Há uma diferença enorme entre existir e viver. Durante muito tempo, confundi as duas coisas. Acordava, cumpria o programa do dia, deitava-me. Repetia este ciclo diariamente, como algo mecânico. E havia nisso uma certa paz: a paz de quem não faz perguntas porque tem medo das respostas. Mas era uma paz falsa, dessas que se parecem com conforto mas que, no fundo, são só anestesia para uma realidade (in)tolerável.

Não sei bem quando mudou — ou melhor, até sei, mas isso é tema para outro dia. Não foi um momento único, como nos filmes. Foi mais como uma luz que vai entrando devagar pela fresta da janela, na qual nem reparas, e de repente o quarto, ou a caverna, já está iluminado. O propósito não aparece com fanfarra ou pompa e circunstância. Aparece em silêncio, quando começas a fazer as pazes contigo mesmo e a reparar no que vês à tua volta — e em ti, no teu interior.

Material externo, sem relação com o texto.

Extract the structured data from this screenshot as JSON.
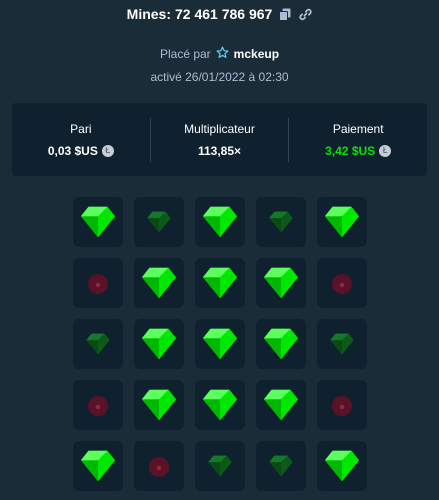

E isso é a parte mais difícil, curiosamente. Não é encontrar o propósito lá fora, num trabalho, numa relação, num projeto. É encontrá-lo dentro de ti. É olhar para ti sem o filtro do que devias ser, do que os outros esperam de ti, do que sempre disseram que eras. É deixar cair a performance e ficar com o que sobra — que às vezes parece pouco, mas é real.

Quando isso acontece, quando começas a estar bem contigo, a vida ganha outro sabor. Não é que os problemas desapareçam. Continuam lá, com toda a sua teimosia característica. Mas a tua relação com eles muda. Passas a encará-los de frente, sem o peso extra da autocomiseração ou da ansiedade de não saber quem és. E isso, por si só, é uma libertação enorme, acreditem.

Há uns anos, eu vivia muito para fora. Precisava de validação externa para me sentir no caminho certo. Se as pessoas gostavam, estava bem. Se não gostavam, as inseguranças e a baixa autoestima faziam o seu trabalho, e tudo parecia desmoronar em mim. Era como construir uma casa em areia — qualquer vento mais forte tratava de a destruir. Não era vida, era uma peça de teatro em que eu era o único ator convicto de que o palco era o mundo real e os outros o público que validava, ou não, o meu valor.

Mas quando encontras o teu propósito — e eu acredito que cada um tem o seu, porque não existe um propósito universal do tipo manual de instruções —, o centro de gravidade muda. Passas a agir a partir de dentro e não em função do exterior. E essa pequena diferença transforma tudo. As escolhas ficam mais claras. As relações ficam mais honestas, tornas-te mais seletivo e já não acolhes no teu círculo qualquer pessoa. O tempo passa a ser algo que usas, que não desperdiças à espera que a vida comece.

E depois? Bem, acontece o que não estava nos planos: começas a olhar para o mundo de outra forma. Não com inocência ingénua, porque, em boa verdade, a perdeste nas tempestades que viveste no caminho, mas com uma espécie de generosidade que antes não tinhas. Quando estás bem contigo, sobra espaço para os outros. Não porque sejas santo — longe disso —, mas porque deixas de estar em modo de sobrevivência constante. E no espaço que se abre, cabem coisas bonitas. Certo?

Não te vou dizer que é simples. Não é. Há dias em que o propósito parece uma miragem: está ali, consegues quase tocá-lo, e depois desaparece. Há recaídas no velho padrão, nas velhas vozes, no velho medo. Mas a diferença é que agora já sabes como é do outro lado. E isso muda tudo. Porque já não tens desculpa para fingir que não sabes o caminho.

A vida tem outro sentido quando encontras o teu lugar nela. Não o lugar que te atribuíram, mas o lugar que construíste, com as tuas próprias contradições, os teus erros, as tuas versões todas. O lugar onde, quando chegas a casa e fechas a porta, não precisas de representar mais nada.

Esse lugar existe, acreditem, e vale cada passo do caminho.